When some one hears the word “poverty,” what do people generally think of? What region of the United States comes to mind? People generally think of lazy, non-educated drug users, and people who were totally dependent on welfare (Eller 25). The region that many envision is the Appalachian region, particularly Eastern Kentucky and Southern West Virginia. People often stereotype this region as one of the most poverty stricken areas in the whole country. You may wonder why this region is still so stricken with poverty and what legislators have done to reduce the levels in the region.
After President Kennedy’s assassination in 1963, President Johnson enacted the federal “War on Poverty.” This program was to help alleviate the high levels of poverty located within the Appalachian region and in large cities, such as New York City, LA, etc. In 1968, Robert Kennedy toured Eastern Kentucky to see how effective the federal programs enacted by the Johnson administration were, and to see how much the region was benefiting with the federal governments help. What Kennedy found there was appalling.

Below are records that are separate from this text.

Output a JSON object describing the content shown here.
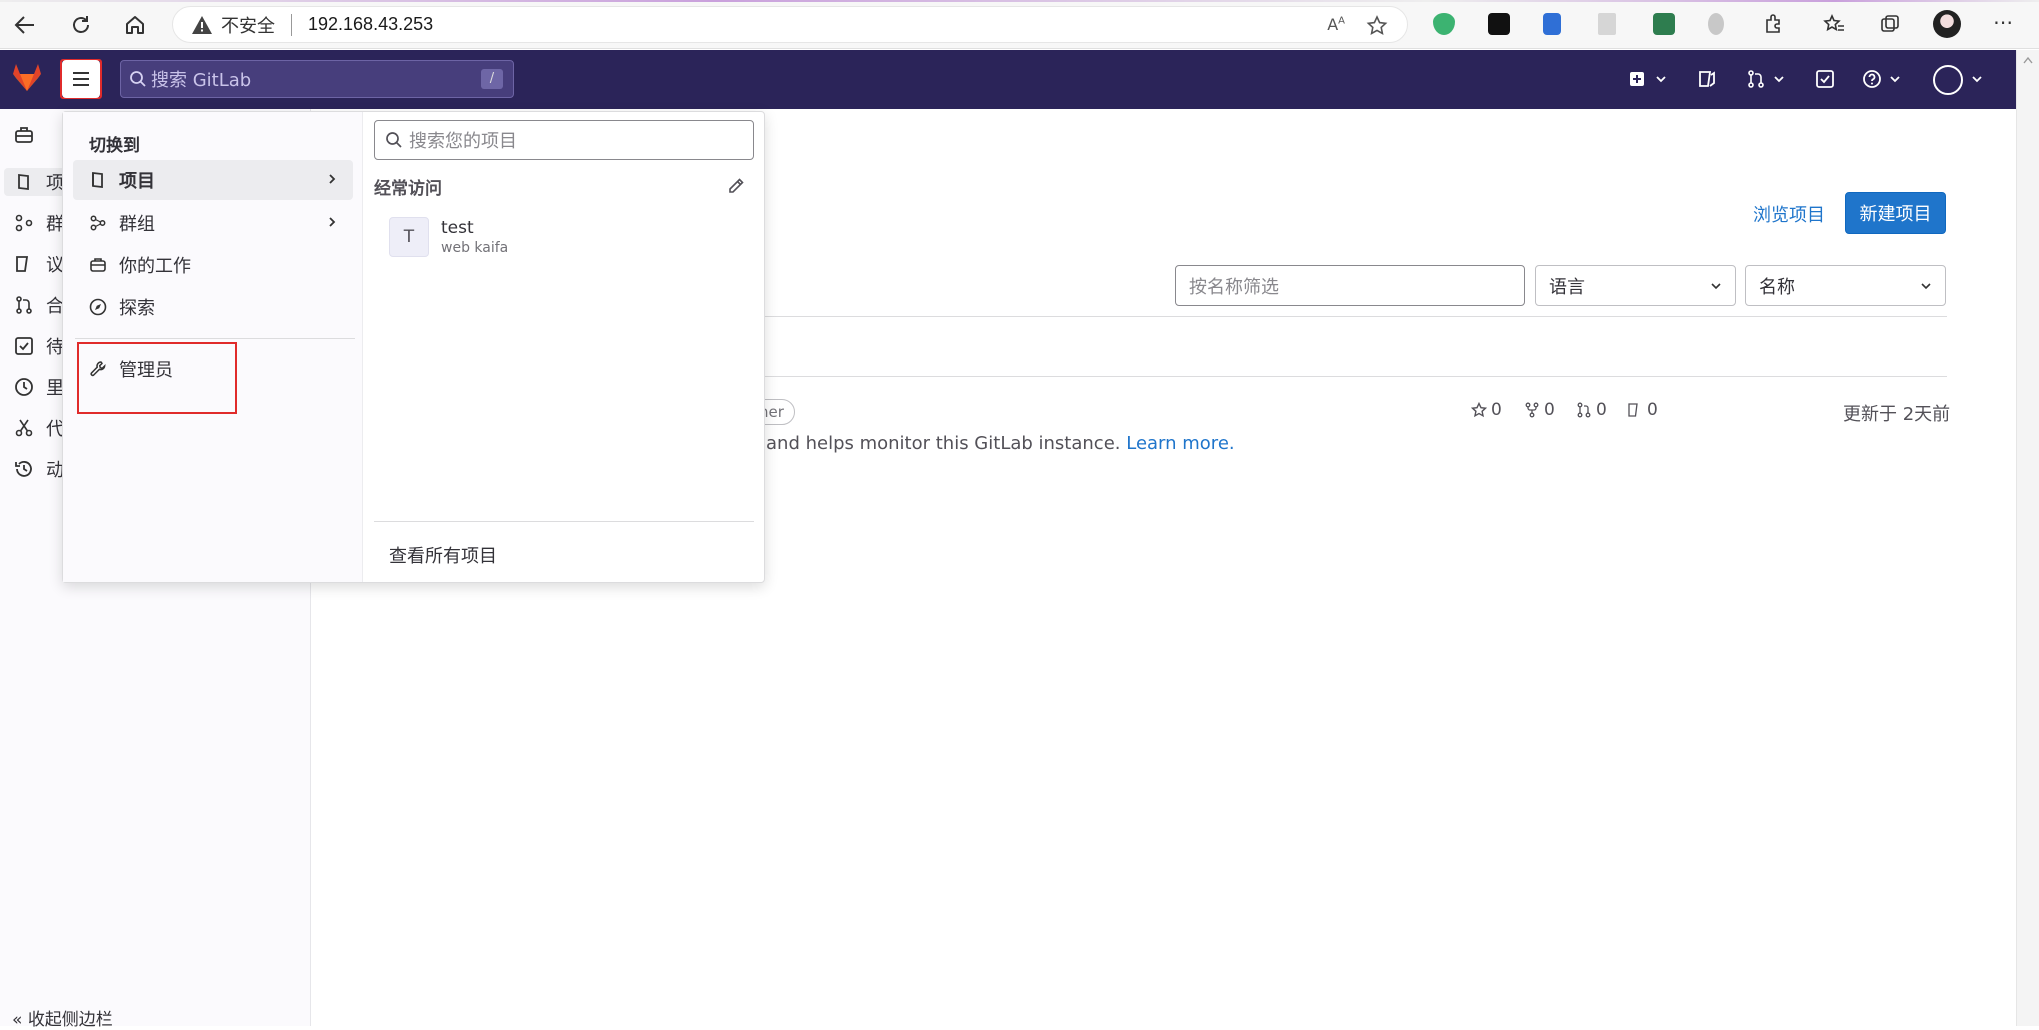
{
  "browser": {
    "insecure_label": "不安全",
    "url": "192.168.43.253",
    "reader_label": "Aᴬ"
  },
  "header": {
    "search_placeholder": "搜索 GitLab",
    "search_shortcut": "/"
  },
  "sidebar": {
    "items": [
      {
        "label": "项",
        "icon": "project-icon"
      },
      {
        "label": "群",
        "icon": "group-icon"
      },
      {
        "label": "议",
        "icon": "issues-icon"
      },
      {
        "label": "合",
        "icon": "merge-request-icon"
      },
      {
        "label": "待",
        "icon": "todo-icon"
      },
      {
        "label": "里",
        "icon": "milestone-icon"
      },
      {
        "label": "代",
        "icon": "snippet-icon"
      },
      {
        "label": "动",
        "icon": "activity-icon"
      }
    ],
    "collapse_label": "收起侧边栏"
  },
  "main": {
    "browse_projects": "浏览项目",
    "new_project": "新建项目",
    "filter_placeholder": "按名称筛选",
    "language_dropdown": "语言",
    "sort_dropdown": "名称",
    "project_row": {
      "badge": "ner",
      "description_text": "and helps monitor this GitLab instance.",
      "learn_more": "Learn more.",
      "stars": "0",
      "forks": "0",
      "merge_requests": "0",
      "issues": "0",
      "updated": "更新于 2天前"
    }
  },
  "menu": {
    "switch_to": "切换到",
    "items": [
      {
        "label": "项目",
        "icon": "project-icon",
        "active": true,
        "has_submenu": true
      },
      {
        "label": "群组",
        "icon": "group-icon",
        "active": false,
        "has_submenu": true
      },
      {
        "label": "你的工作",
        "icon": "briefcase-icon",
        "active": false,
        "has_submenu": false
      },
      {
        "label": "探索",
        "icon": "compass-icon",
        "active": false,
        "has_submenu": false
      }
    ],
    "admin_label": "管理员",
    "project_search_placeholder": "搜索您的项目",
    "frequent_title": "经常访问",
    "frequent_projects": [
      {
        "avatar_letter": "T",
        "name": "test",
        "namespace": "web kaifa"
      }
    ],
    "view_all": "查看所有项目"
  },
  "colors": {
    "header_bg": "#2b2459",
    "primary": "#1f75cb",
    "highlight_border": "#e02b2b"
  }
}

Many people question the reasons as to why Kennedy would travel to Eastern Kentucky. Was it because he was genuinely concerned for the people of Eastern Kentucky? Or, could it be that he was seeking support for the upcoming Presidential nomination elections? This is debatable because he did not even announce he was running for President until March 1968, yet he visited the region in February. Maybe he came for both reasons? I believe Kennedy traveled to Eastern Kentucky to gain support for the upcoming Presidential nomination elections and to help the people of Kentucky. Kennedy had advocated for the poverty relief benefits in the large cities, such as New York City and Los Angeles, so why would he not want to help the poor people in Eastern Kentucky? The more people Kennedy befriended the more likely he would receive the Democratic Party nomination for President. Therefore, I conclude Kennedy’s visit to Eastern Kentucky in 1968 was mutually benefiting both parties; Kennedy would be gaining support for his presidential nomination and the people of Eastern Kentucky would receive the federal attention it needed in order to rise above its poverty crisis (or so it was assumed).